Bugün dünyada hâlâ belgesel ve haber fotoğrafı çekiliyor; ancak, uygulama, eski toplumsal ve politik bağlamdan ayrılmış durumda. Mesela Salgado, fotoğraflarını kitaplaştırmadan önce galerilerde sergiliyor. Efsanevi Magnum ajansı bugün bir fotoğraf galerisi gibi çalışıyor ve yeni kuşak fotoğrafçıları için imza günleri tertip ederek, albüm ve fotoğraf satıyor. Böylece belgesel fotoğrafı algılama koşulları da değişiyor ve galeri sadece belgesel değil, haber fotoğrafı için de önem kazanıyor. Bu noktada ilginç bir örnek de eski Magnum fotoğrafçısı Luc Delahaye’dır. Savaş fotoğrafının önemi askeri otoritelere de malum olup savaş alanlarında çalışan fotoğrafçılar ordu birliklerine “iliştirilip” denetim altına alınınca, bu duruma tepki olarak o da, savaş fotoğrafçılığını yeni bir biçime taşıdı.

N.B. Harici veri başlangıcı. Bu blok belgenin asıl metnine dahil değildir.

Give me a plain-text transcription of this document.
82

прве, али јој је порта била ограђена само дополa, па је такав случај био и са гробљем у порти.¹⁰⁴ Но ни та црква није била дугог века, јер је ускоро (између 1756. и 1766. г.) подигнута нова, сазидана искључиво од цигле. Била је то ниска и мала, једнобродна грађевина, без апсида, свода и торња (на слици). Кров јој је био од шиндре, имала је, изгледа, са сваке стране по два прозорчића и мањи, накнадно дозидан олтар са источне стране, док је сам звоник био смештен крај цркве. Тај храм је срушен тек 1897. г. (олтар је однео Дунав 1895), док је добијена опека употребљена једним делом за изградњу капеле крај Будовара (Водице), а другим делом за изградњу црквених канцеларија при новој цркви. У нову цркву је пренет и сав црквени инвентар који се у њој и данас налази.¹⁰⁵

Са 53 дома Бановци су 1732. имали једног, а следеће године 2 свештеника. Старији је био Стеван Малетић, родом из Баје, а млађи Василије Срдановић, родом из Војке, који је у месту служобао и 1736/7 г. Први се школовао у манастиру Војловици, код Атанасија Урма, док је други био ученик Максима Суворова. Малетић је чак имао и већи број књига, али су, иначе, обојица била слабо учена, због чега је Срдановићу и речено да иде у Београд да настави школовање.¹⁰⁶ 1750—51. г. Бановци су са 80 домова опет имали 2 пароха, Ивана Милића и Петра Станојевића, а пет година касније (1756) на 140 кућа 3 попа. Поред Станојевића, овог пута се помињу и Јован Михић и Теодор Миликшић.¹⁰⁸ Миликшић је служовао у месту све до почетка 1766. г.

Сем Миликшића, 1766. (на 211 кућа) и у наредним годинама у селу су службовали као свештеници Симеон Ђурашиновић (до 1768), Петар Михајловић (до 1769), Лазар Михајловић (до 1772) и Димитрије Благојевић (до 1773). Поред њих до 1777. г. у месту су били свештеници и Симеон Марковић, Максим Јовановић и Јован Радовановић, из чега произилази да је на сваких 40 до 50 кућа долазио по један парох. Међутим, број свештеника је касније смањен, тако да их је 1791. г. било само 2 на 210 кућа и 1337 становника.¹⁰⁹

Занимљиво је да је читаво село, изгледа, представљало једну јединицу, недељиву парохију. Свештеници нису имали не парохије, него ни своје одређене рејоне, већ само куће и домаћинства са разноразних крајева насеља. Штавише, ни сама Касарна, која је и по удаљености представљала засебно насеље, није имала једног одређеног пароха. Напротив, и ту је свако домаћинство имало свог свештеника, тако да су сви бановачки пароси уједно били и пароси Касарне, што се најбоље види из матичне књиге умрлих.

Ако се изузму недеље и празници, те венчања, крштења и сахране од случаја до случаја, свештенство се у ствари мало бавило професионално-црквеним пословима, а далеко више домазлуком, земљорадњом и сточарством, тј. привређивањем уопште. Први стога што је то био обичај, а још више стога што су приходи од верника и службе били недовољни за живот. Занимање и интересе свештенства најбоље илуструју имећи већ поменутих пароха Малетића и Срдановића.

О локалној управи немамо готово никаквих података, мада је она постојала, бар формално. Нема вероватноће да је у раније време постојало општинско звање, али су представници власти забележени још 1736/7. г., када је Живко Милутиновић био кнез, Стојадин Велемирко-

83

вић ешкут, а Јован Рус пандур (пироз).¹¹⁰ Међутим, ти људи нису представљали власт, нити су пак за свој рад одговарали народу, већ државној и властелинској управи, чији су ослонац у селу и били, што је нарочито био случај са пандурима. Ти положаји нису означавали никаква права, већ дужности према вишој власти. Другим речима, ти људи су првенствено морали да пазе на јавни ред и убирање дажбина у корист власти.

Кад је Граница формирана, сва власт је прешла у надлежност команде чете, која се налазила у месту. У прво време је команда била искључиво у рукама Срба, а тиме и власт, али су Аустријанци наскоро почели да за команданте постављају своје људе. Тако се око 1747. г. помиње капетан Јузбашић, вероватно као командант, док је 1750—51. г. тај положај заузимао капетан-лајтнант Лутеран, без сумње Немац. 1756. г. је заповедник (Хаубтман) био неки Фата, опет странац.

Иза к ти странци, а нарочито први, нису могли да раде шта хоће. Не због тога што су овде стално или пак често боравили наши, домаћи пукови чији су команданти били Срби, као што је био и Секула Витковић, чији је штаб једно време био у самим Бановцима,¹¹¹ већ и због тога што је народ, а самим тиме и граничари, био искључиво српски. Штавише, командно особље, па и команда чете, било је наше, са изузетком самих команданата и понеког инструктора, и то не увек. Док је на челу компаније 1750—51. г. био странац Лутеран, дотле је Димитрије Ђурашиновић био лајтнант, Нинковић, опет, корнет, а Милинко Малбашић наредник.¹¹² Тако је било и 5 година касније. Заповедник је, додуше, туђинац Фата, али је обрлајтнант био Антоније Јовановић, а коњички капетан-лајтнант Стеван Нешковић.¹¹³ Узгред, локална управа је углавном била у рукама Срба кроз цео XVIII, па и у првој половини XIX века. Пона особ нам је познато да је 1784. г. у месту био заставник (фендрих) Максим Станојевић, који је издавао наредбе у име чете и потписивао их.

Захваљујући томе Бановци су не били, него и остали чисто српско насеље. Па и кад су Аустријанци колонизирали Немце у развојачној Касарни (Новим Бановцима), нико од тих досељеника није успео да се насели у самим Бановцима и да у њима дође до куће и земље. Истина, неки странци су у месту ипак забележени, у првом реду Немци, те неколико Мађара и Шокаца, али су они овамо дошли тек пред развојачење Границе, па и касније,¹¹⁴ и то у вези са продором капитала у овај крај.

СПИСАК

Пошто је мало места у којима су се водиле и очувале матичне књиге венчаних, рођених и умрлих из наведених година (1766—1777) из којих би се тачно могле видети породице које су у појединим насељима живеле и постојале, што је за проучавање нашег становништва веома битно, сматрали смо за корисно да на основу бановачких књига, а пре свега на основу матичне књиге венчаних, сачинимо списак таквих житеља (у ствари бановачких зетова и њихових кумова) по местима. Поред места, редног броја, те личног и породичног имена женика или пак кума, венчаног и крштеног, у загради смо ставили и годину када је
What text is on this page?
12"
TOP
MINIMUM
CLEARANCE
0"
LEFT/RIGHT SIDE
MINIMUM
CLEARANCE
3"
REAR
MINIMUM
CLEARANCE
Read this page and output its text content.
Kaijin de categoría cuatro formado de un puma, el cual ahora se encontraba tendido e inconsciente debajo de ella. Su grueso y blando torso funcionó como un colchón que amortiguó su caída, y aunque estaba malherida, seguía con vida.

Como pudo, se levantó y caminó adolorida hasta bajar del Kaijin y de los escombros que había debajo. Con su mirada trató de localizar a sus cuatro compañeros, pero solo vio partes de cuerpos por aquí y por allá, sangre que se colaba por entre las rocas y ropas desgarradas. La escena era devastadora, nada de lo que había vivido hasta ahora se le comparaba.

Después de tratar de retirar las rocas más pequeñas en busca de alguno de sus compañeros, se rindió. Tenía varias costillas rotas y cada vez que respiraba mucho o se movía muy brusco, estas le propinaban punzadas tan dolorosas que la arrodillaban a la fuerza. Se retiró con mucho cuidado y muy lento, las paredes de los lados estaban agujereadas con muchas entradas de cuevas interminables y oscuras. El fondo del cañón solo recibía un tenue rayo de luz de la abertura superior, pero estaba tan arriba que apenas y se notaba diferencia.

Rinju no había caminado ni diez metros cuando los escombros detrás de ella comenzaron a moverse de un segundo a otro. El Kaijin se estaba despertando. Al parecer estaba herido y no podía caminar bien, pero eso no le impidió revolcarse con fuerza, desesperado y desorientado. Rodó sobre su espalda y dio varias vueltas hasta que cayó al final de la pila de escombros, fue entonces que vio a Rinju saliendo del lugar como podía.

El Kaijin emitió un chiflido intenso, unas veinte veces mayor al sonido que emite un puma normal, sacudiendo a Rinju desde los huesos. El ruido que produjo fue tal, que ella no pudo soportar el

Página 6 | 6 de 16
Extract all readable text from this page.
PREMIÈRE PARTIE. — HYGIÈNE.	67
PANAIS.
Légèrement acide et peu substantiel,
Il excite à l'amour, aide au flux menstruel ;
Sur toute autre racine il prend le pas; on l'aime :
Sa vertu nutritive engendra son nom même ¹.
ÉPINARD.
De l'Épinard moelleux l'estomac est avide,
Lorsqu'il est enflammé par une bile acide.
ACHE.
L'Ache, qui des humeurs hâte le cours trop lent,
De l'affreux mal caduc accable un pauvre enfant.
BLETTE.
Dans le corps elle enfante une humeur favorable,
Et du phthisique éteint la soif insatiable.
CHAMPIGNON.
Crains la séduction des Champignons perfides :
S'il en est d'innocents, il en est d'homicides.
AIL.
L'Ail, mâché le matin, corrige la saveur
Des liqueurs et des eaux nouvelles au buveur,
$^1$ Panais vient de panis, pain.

Savaşlardan canlı sahneler yerine uzaktan; ama savaşın izlerini taşıyan, panoramik ve büyük format makineler kulandığı fotoğraflarını galerilerde eski ressamların savaş tablolarını andıran çok büyük ebatlarda sunmaya başladı. Böylece, klasik belgesel fotoğraf medya dünyasının artık istikrarsız olan talebinden uzaklaşıp, -Delahaye örneğinde tarzını değiştirerek sanat dünyasına yaklaşmıştır.

Aslında belgeselin, bir form, bir tarz, gelenek, biçim ve uygulama olarak değerlendirilebileceği düşünülse bile, bugün fotoğraf türleri arasında yeni birleşmeler yaşandığından, bir tarzı diğerinden ayırmak zaten çoğu zaman güç ve belki de nafiledir.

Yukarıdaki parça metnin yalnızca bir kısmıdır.